Top 6 interview techniques to find talented and loyal employees

Interviewing for new employees is a multifaceted skill. The interviewer is under as much of not more pressure than the interviewee, as there is a limited time and various aspects to making it a successful use of time. The age old structured interview as it’s advantages, of course, though finding the gems amongst the stones, those talented, motivated and loyal employees which will serve your business, these are sometimes found in a slightly less conventional way.

#1 Cherry pick from the structured interview

It’s always better to see interview question structure as the reliable backup – the bones if you will. Knowing what it is you are looking for, and being able to take bits out of the trusted structure to work in your favour – that is a skill all on it’s own. Some employers believe, for example,  that asking a person’s weaknesses is detrimental to the purpose of the interview. The majority of people have a standard set response to match the standard, set question, and being aware of this saves both time and effort on both sides. Cherry pick the questions you think will help you understand the interviewees compatibility with the role, and use your initiative to leave out those you think won’t. By the book only works to a point – if you want exceptional, be an exceptional interviewer.

#2 Surprise them

Related to the above. There was a time when asking someone to outline their weaknesses took them by surprise, but most people are wise to this now. Surprise them in a less confrontational manner, and gauge your reactions carefully. For example, perhaps you are interviewing for a call centre agent. Why not ask them what their most important desk item would be? Or what they think about hold music? Perhaps see how they feel about noise cancelling headsets in a busy working environment. They’ll undoubtedly have to think on their feet and be creative, if they drive their answer back to the job in a positive way, perhaps they are the sort of person who can answer tough questions from clients or keep them happy in unexpected situations.
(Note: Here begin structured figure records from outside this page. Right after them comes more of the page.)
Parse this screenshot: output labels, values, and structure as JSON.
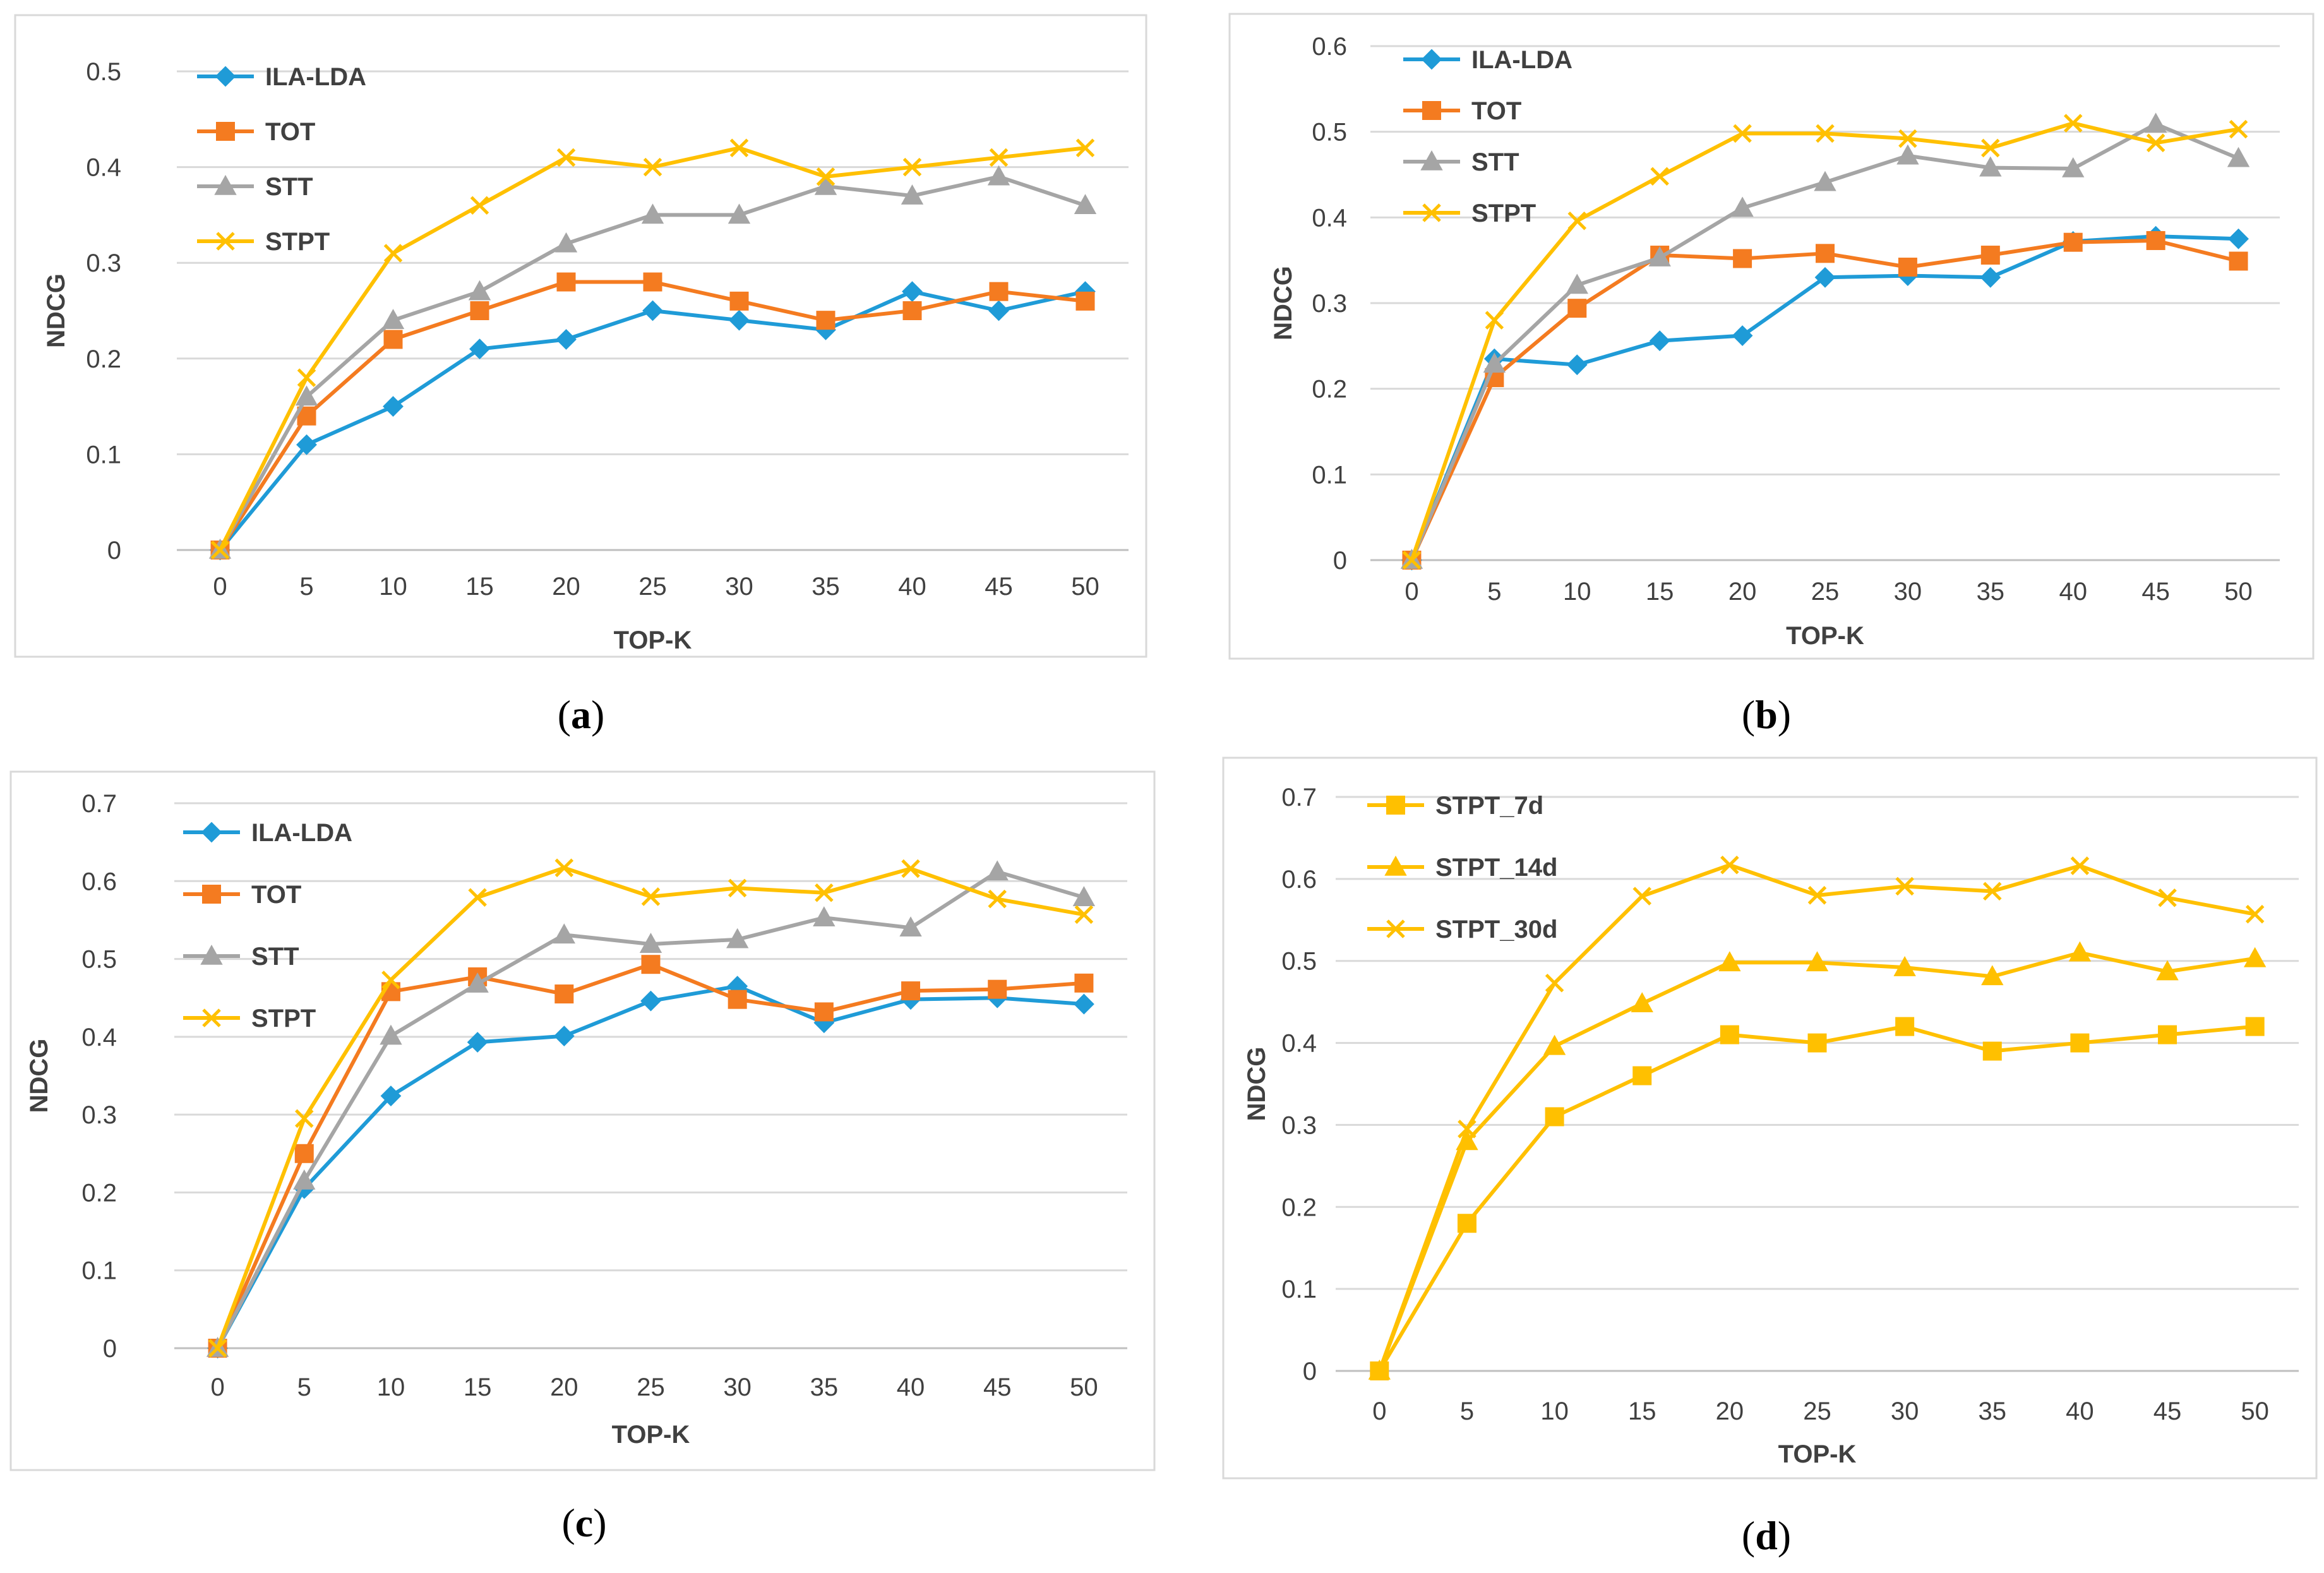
{
  "chart_data": [
    {
      "id": "a",
      "type": "line",
      "caption": "a",
      "xlabel": "TOP-K",
      "ylabel": "NDCG",
      "categories": [
        "0",
        "5",
        "10",
        "15",
        "20",
        "25",
        "30",
        "35",
        "40",
        "45",
        "50"
      ],
      "ylim": [
        0,
        0.5
      ],
      "yticks": [
        "0",
        "0.1",
        "0.2",
        "0.3",
        "0.4",
        "0.5"
      ],
      "legend_position": "top-left",
      "series": [
        {
          "name": "ILA-LDA",
          "color": "#1f9bd7",
          "marker": "diamond",
          "values": [
            0,
            0.11,
            0.15,
            0.21,
            0.22,
            0.25,
            0.24,
            0.23,
            0.27,
            0.25,
            0.27
          ]
        },
        {
          "name": "TOT",
          "color": "#f47b20",
          "marker": "square",
          "values": [
            0,
            0.14,
            0.22,
            0.25,
            0.28,
            0.28,
            0.26,
            0.24,
            0.25,
            0.27,
            0.26
          ]
        },
        {
          "name": "STT",
          "color": "#a5a5a5",
          "marker": "triangle",
          "values": [
            0,
            0.16,
            0.24,
            0.27,
            0.32,
            0.35,
            0.35,
            0.38,
            0.37,
            0.39,
            0.36
          ]
        },
        {
          "name": "STPT",
          "color": "#ffc000",
          "marker": "x",
          "values": [
            0,
            0.18,
            0.31,
            0.36,
            0.41,
            0.4,
            0.42,
            0.39,
            0.4,
            0.41,
            0.42
          ]
        }
      ]
    },
    {
      "id": "b",
      "type": "line",
      "caption": "b",
      "xlabel": "TOP-K",
      "ylabel": "NDCG",
      "categories": [
        "0",
        "5",
        "10",
        "15",
        "20",
        "25",
        "30",
        "35",
        "40",
        "45",
        "50"
      ],
      "ylim": [
        0,
        0.6
      ],
      "yticks": [
        "0",
        "0.1",
        "0.2",
        "0.3",
        "0.4",
        "0.5",
        "0.6"
      ],
      "legend_position": "top-left",
      "series": [
        {
          "name": "ILA-LDA",
          "color": "#1f9bd7",
          "marker": "diamond",
          "values": [
            0,
            0.235,
            0.228,
            0.256,
            0.262,
            0.33,
            0.332,
            0.33,
            0.372,
            0.378,
            0.375
          ]
        },
        {
          "name": "TOT",
          "color": "#f47b20",
          "marker": "square",
          "values": [
            0,
            0.213,
            0.294,
            0.356,
            0.352,
            0.358,
            0.342,
            0.356,
            0.371,
            0.373,
            0.349
          ]
        },
        {
          "name": "STT",
          "color": "#a5a5a5",
          "marker": "triangle",
          "values": [
            0,
            0.229,
            0.321,
            0.353,
            0.411,
            0.441,
            0.472,
            0.458,
            0.457,
            0.509,
            0.469
          ]
        },
        {
          "name": "STPT",
          "color": "#ffc000",
          "marker": "x",
          "values": [
            0,
            0.28,
            0.396,
            0.448,
            0.498,
            0.498,
            0.492,
            0.481,
            0.51,
            0.487,
            0.503
          ]
        }
      ]
    },
    {
      "id": "c",
      "type": "line",
      "caption": "c",
      "xlabel": "TOP-K",
      "ylabel": "NDCG",
      "categories": [
        "0",
        "5",
        "10",
        "15",
        "20",
        "25",
        "30",
        "35",
        "40",
        "45",
        "50"
      ],
      "ylim": [
        0,
        0.7
      ],
      "yticks": [
        "0",
        "0.1",
        "0.2",
        "0.3",
        "0.4",
        "0.5",
        "0.6",
        "0.7"
      ],
      "legend_position": "top-left",
      "series": [
        {
          "name": "ILA-LDA",
          "color": "#1f9bd7",
          "marker": "diamond",
          "values": [
            0,
            0.205,
            0.324,
            0.393,
            0.401,
            0.446,
            0.465,
            0.418,
            0.448,
            0.45,
            0.442
          ]
        },
        {
          "name": "TOT",
          "color": "#f47b20",
          "marker": "square",
          "values": [
            0,
            0.25,
            0.458,
            0.477,
            0.455,
            0.493,
            0.448,
            0.432,
            0.459,
            0.461,
            0.469
          ]
        },
        {
          "name": "STT",
          "color": "#a5a5a5",
          "marker": "triangle",
          "values": [
            0,
            0.215,
            0.401,
            0.468,
            0.531,
            0.519,
            0.525,
            0.553,
            0.54,
            0.612,
            0.579
          ]
        },
        {
          "name": "STPT",
          "color": "#ffc000",
          "marker": "x",
          "values": [
            0,
            0.295,
            0.473,
            0.579,
            0.617,
            0.58,
            0.591,
            0.585,
            0.616,
            0.577,
            0.557
          ]
        }
      ]
    },
    {
      "id": "d",
      "type": "line",
      "caption": "d",
      "xlabel": "TOP-K",
      "ylabel": "NDCG",
      "categories": [
        "0",
        "5",
        "10",
        "15",
        "20",
        "25",
        "30",
        "35",
        "40",
        "45",
        "50"
      ],
      "ylim": [
        0,
        0.7
      ],
      "yticks": [
        "0",
        "0.1",
        "0.2",
        "0.3",
        "0.4",
        "0.5",
        "0.6",
        "0.7"
      ],
      "legend_position": "top-left",
      "series": [
        {
          "name": "STPT_7d",
          "color": "#ffc000",
          "marker": "square",
          "values": [
            0,
            0.18,
            0.31,
            0.36,
            0.41,
            0.4,
            0.42,
            0.39,
            0.4,
            0.41,
            0.42
          ]
        },
        {
          "name": "STPT_14d",
          "color": "#ffc000",
          "marker": "triangle",
          "values": [
            0,
            0.28,
            0.396,
            0.448,
            0.498,
            0.498,
            0.492,
            0.481,
            0.51,
            0.487,
            0.503
          ]
        },
        {
          "name": "STPT_30d",
          "color": "#ffc000",
          "marker": "x",
          "values": [
            0,
            0.295,
            0.473,
            0.579,
            0.617,
            0.58,
            0.591,
            0.585,
            0.616,
            0.577,
            0.557
          ]
        }
      ]
    }
  ]
}
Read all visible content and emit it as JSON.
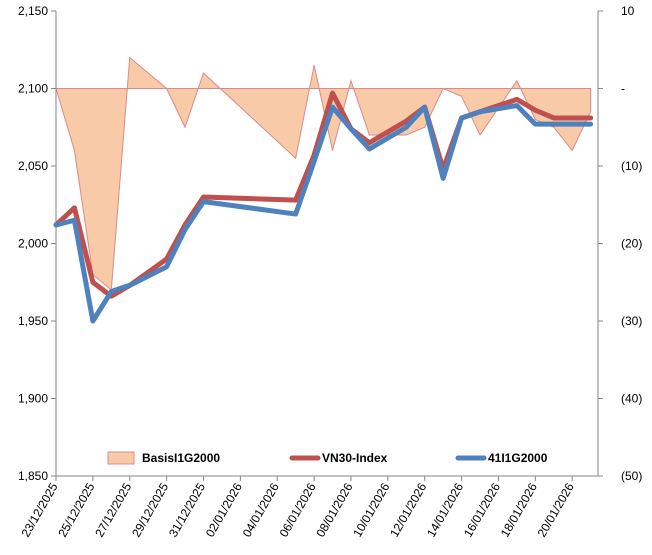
{
  "chart_data": {
    "type": "line",
    "title": "",
    "xlabel": "",
    "ylabel": "",
    "ylabel_right": "",
    "grid": false,
    "legend_position": "bottom",
    "ylim": [
      1850,
      2150
    ],
    "ylim_right": [
      -50,
      10
    ],
    "y_ticks": [
      {
        "value": 1850,
        "label": "1,850"
      },
      {
        "value": 1900,
        "label": "1,900"
      },
      {
        "value": 1950,
        "label": "1,950"
      },
      {
        "value": 2000,
        "label": "2,000"
      },
      {
        "value": 2050,
        "label": "2,050"
      },
      {
        "value": 2100,
        "label": "2,100"
      },
      {
        "value": 2150,
        "label": "2,150"
      }
    ],
    "y_right_ticks": [
      {
        "value": 10,
        "label": "10"
      },
      {
        "value": 0,
        "label": "-"
      },
      {
        "value": -10,
        "label": "(10)"
      },
      {
        "value": -20,
        "label": "(20)"
      },
      {
        "value": -30,
        "label": "(30)"
      },
      {
        "value": -40,
        "label": "(40)"
      },
      {
        "value": -50,
        "label": "(50)"
      }
    ],
    "x_tick_labels": [
      "23/12/2025",
      "25/12/2025",
      "27/12/2025",
      "29/12/2025",
      "31/12/2025",
      "02/01/2026",
      "04/01/2026",
      "06/01/2026",
      "08/01/2026",
      "10/01/2026",
      "12/01/2026",
      "14/01/2026",
      "16/01/2026",
      "18/01/2026",
      "20/01/2026"
    ],
    "x": [
      0,
      1,
      2,
      3,
      4,
      6,
      7,
      8,
      13,
      14,
      15,
      16,
      17,
      19,
      20,
      21,
      22,
      23,
      25,
      26,
      27,
      28,
      29
    ],
    "series": [
      {
        "name": "BasisI1G2000",
        "type": "area",
        "axis": "right",
        "color": "#f8caa8",
        "stroke": "#d98b8b",
        "values": [
          0,
          -8,
          -24,
          -26,
          4,
          0,
          -5,
          2,
          -9,
          3,
          -8,
          1,
          -6,
          -6,
          -5,
          0,
          -1,
          -6,
          1,
          -4,
          -5,
          -8,
          -3
        ]
      },
      {
        "name": "VN30-Index",
        "type": "line",
        "axis": "left",
        "color": "#c0504d",
        "values": [
          2012,
          2023,
          1975,
          1966,
          1973,
          1990,
          2012,
          2030,
          2028,
          2057,
          2097,
          2074,
          2065,
          2079,
          2088,
          2048,
          2081,
          2085,
          2093,
          2086,
          2081,
          2081,
          2081
        ]
      },
      {
        "name": "41I1G2000",
        "type": "line",
        "axis": "left",
        "color": "#4f81bd",
        "values": [
          2012,
          2015,
          1950,
          1969,
          1973,
          1985,
          2009,
          2027,
          2019,
          2053,
          2088,
          2074,
          2061,
          2075,
          2088,
          2042,
          2081,
          2085,
          2089,
          2077,
          2077,
          2077,
          2077
        ]
      }
    ]
  }
}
#3 Gauge candidate’s self awareness

Questions come in many forms, and the more open the better for painting a picture of a potential employee’s self awareness. Sentences which begin with “walk me through” or “tell me a little about” are inviting them into a monologue about themselves. This is your time to listen intently to see how they see themselves, and this also helps drive you towards your next questions.

#4 Know capability from likability

This is quite a big one. As human beings, we are all tempted on occasion to opt for the person we instinctively like for whatever reason. Perhaps they remind you of someone you know, or they have a good sense of humour which makes you feel positively around them. As good a quality as this is, it has absolutely nothing to do with how good a writer/programmer/linguist they are. Someone with all the capabilities who you perhaps warm to a bit less may have 100% more to offer the company.

“Always remember you are interviewing a candidate to see how capable they are within the role you’re interviewing for – not to see how good they are at doing interviews. A favourite test of mine is using something like the fizzbuzz interview question. This type of test assumes they have the capability to achieve a task, but gives you a chance to find out how they approach the task and how efficient they were in doing so” Steve,- PMC Telecom

#5 Focus on soft skills

Social intelligence, thought processes, ability to be creative in the face of tough questions, these are the things that will be a window on the type of long-term employee you are interviewing. Interviews are nerve-wracking things, so give a little leeway for this, but generally, watch how they engage with the receptionist, with anyone you introduce them to, and try to paint a picture of their personality to match with the job description at hand.

#6 Ask about values

One of the best insights into a personality type is gauged from asking about their values. Give them hypothetical situations. What matters to them? What have they achieved that really matters to them? Which job do they hold close to their hearts and why? Moving away from discussing their skills and attributes which, in fairness is something they’ll have practised, and moving into human responses and value-related topics, will paint a much better picture of the type of person you have sat before you.